Belgium has a serious issue with Molenbeek.
The country's police are currently carrying out a major raid in the Brussels district as they hunt for Saleh Abdeslam, named earlier by French police as a key suspect in the Paris attacks.
Speaking about the area’s clear links with terrorism on Sunday Belgium’s Prime Minister Charles Michel called it a “gigantic problem”.
With unemployment in the area just two kilometres from the European quarter of Brussels at 30 percent, the district is, according to experts, a hotspot of Islamic radicalism in country with a strong tradition of such activity.
Before the Paris attacks on Friday, Molenbeek – home to around 100,000 people, not all of them poor by any means – has been linked to the foiled August attack on a French train with attacker Ayoub El Khazzani having reportedly lived in the area for 12 months.
Mehdi Nemmouche, a French national with an Algerian background who murdered three people in 2014 at the Jewish Museum in Brussels also stayed in the area as did one of the men behind the 2004 train bombings in Madrid.
“We have here in Brussels as big a concentration of radical Islamists as you have in London,” said Bilal Benyaich, from the Free University of Brussels told the UK’s Telegraph newspaper.

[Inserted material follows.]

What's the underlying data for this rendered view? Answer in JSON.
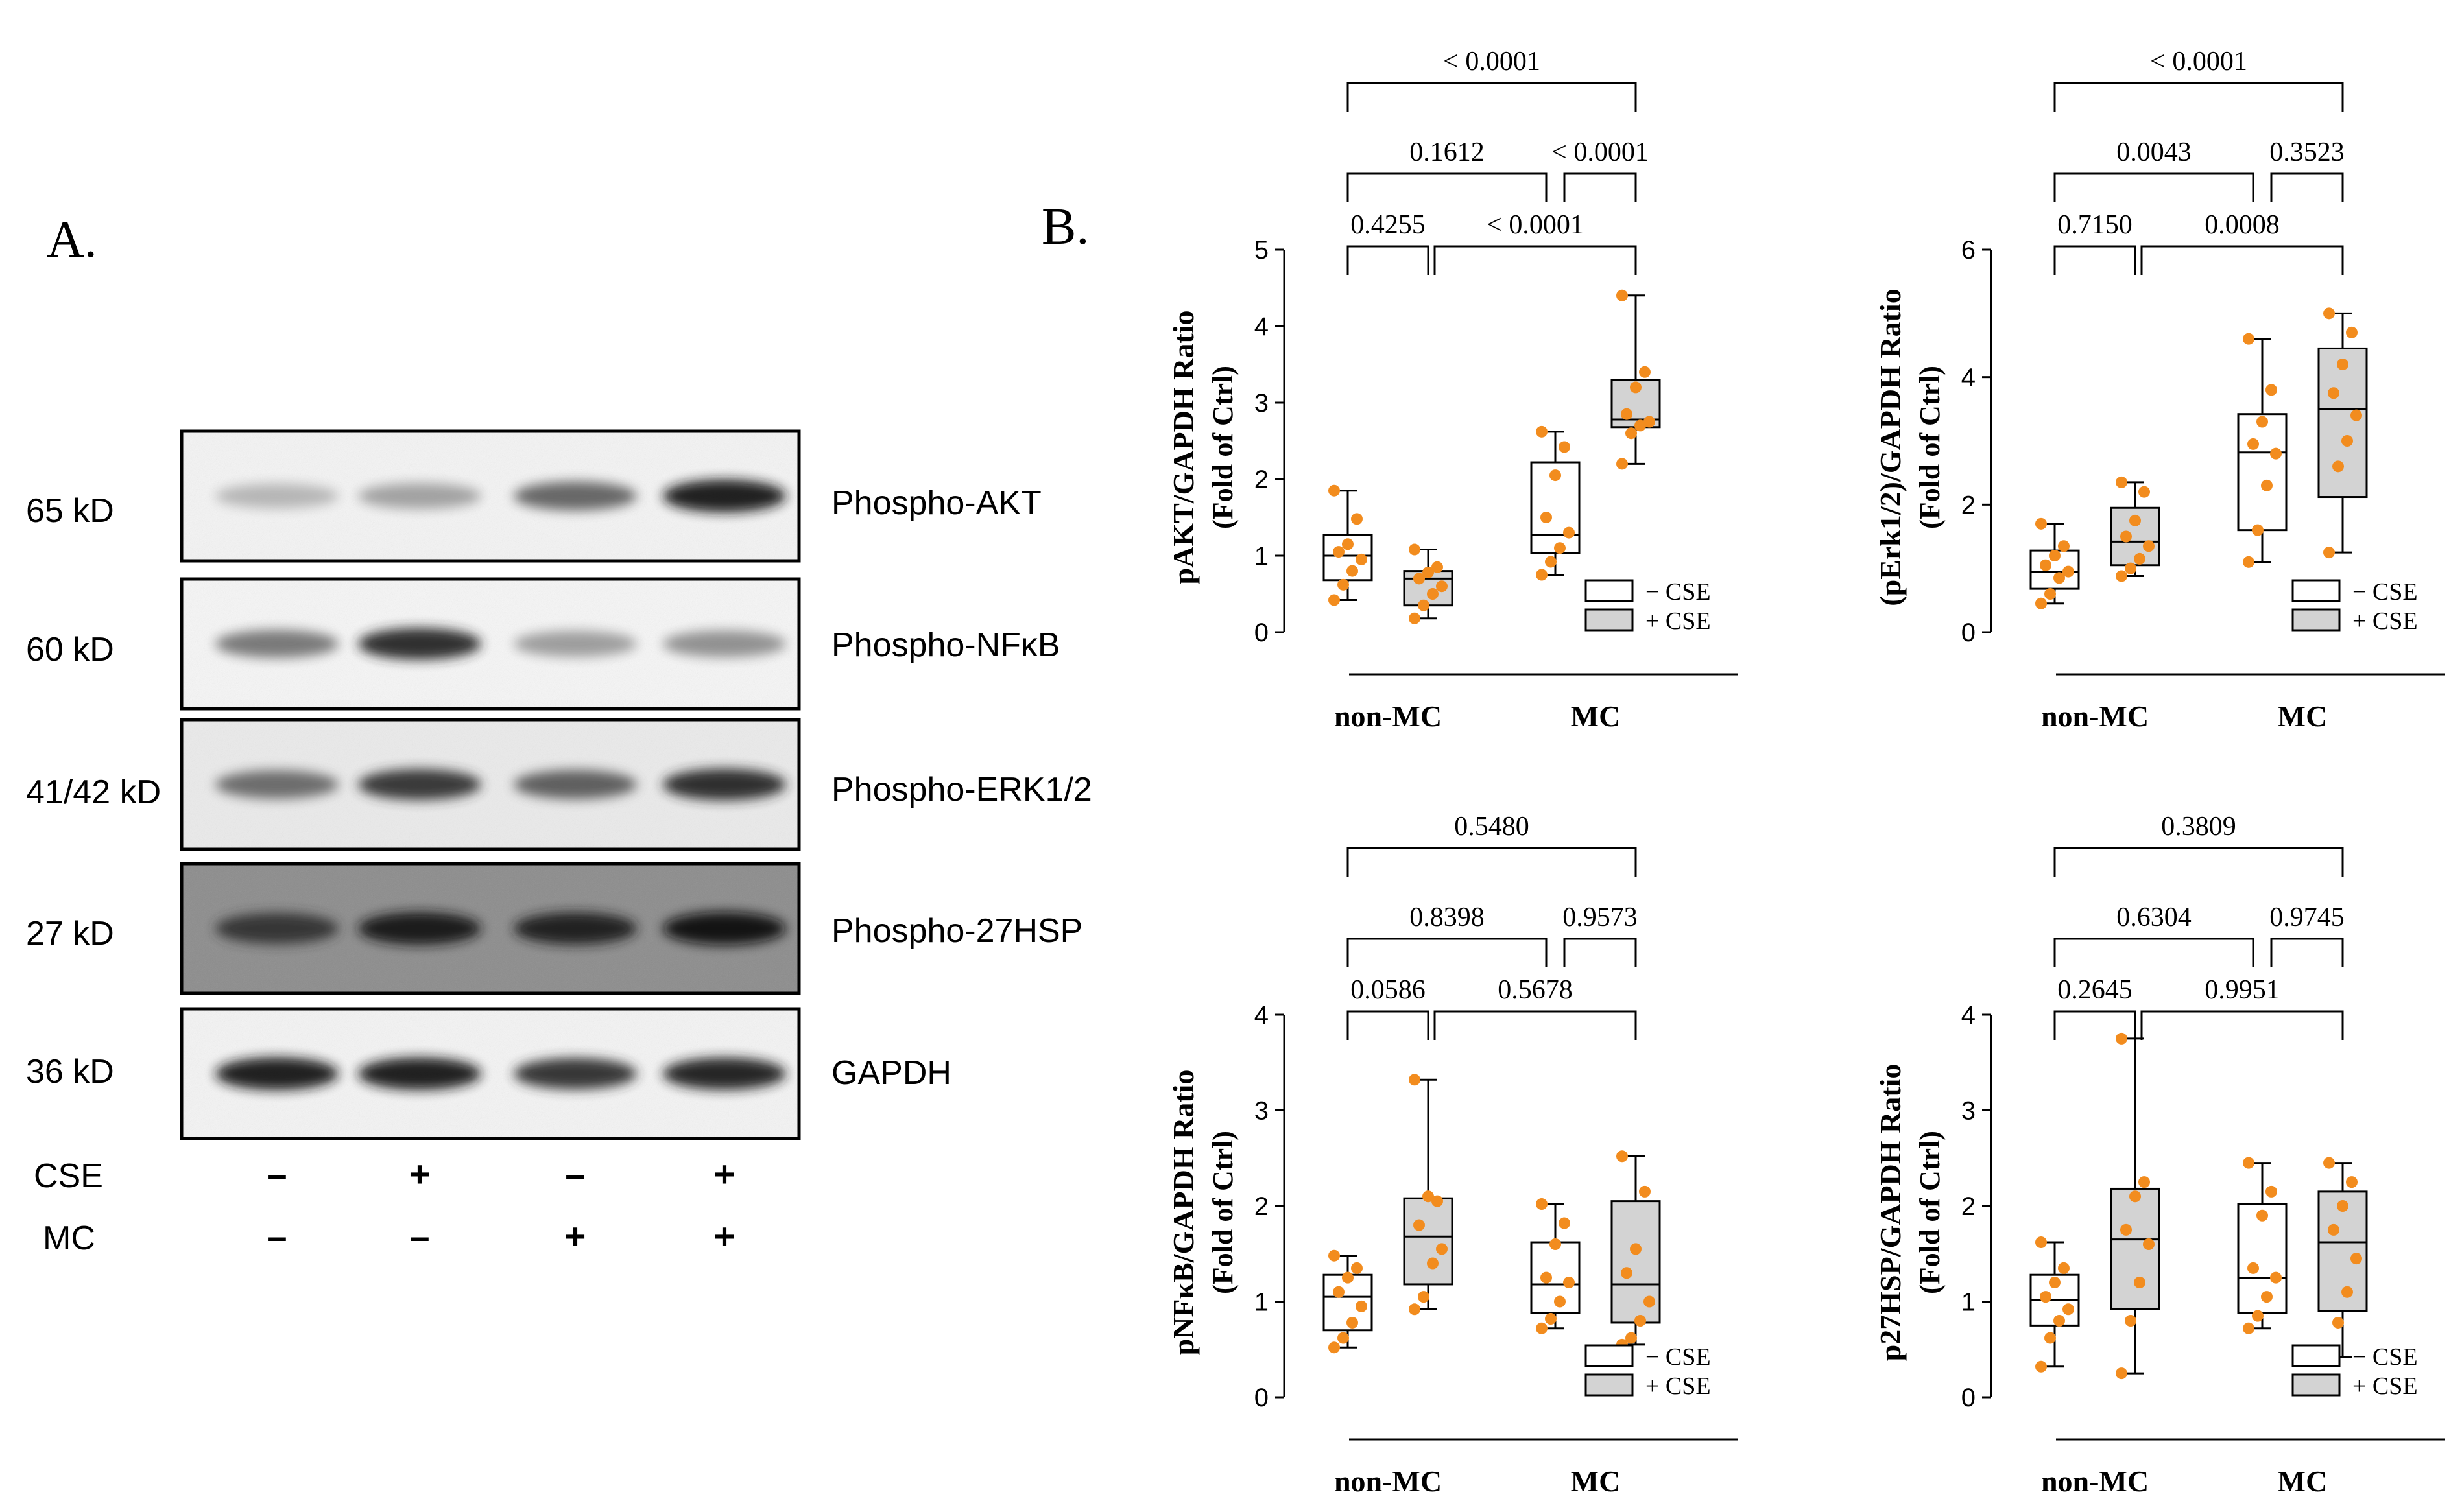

And earlier this year the Guardian newspaper quoted Gilles de Kerchove – the European Union’s counter-terrorism coordinator – as saying Belgium had produced around 300 foreign fighters for the war in Syria, more than any other EU country per head.
Many of those fighters are said to have come from families that have been in Belgium for generations. Isis has capitalized on the poor prospects of the district’s youth, offering them purpose.
Around 100 of those fighters had returned by early in 2015, Hans Bonte, the mayor of the Brussels suburb of Vilvoorde told De Standaard earlier in 2015.
He said around half of those people were not even being watched by security services, a fact he put down to the country’s decentralized nature.
That decentralization is partly a result of much of Belgium's administrative infrastructure being divided across French and Flemish language lines, and commentators say central authority weakened as a result.
But interior minister Charles Michel pointed to the Belgian capital’s incredibly complicated policing arrangements as a cause, noting Brussels had six police departments for just 1.2 million people compared to a figure of one in New York for 11 million people.
Up to 450,000 Muslims live in Belgium, around 4 percent of the population according to the Euro-Islam website. This number doubled between 2003 and 2007, according to estimates.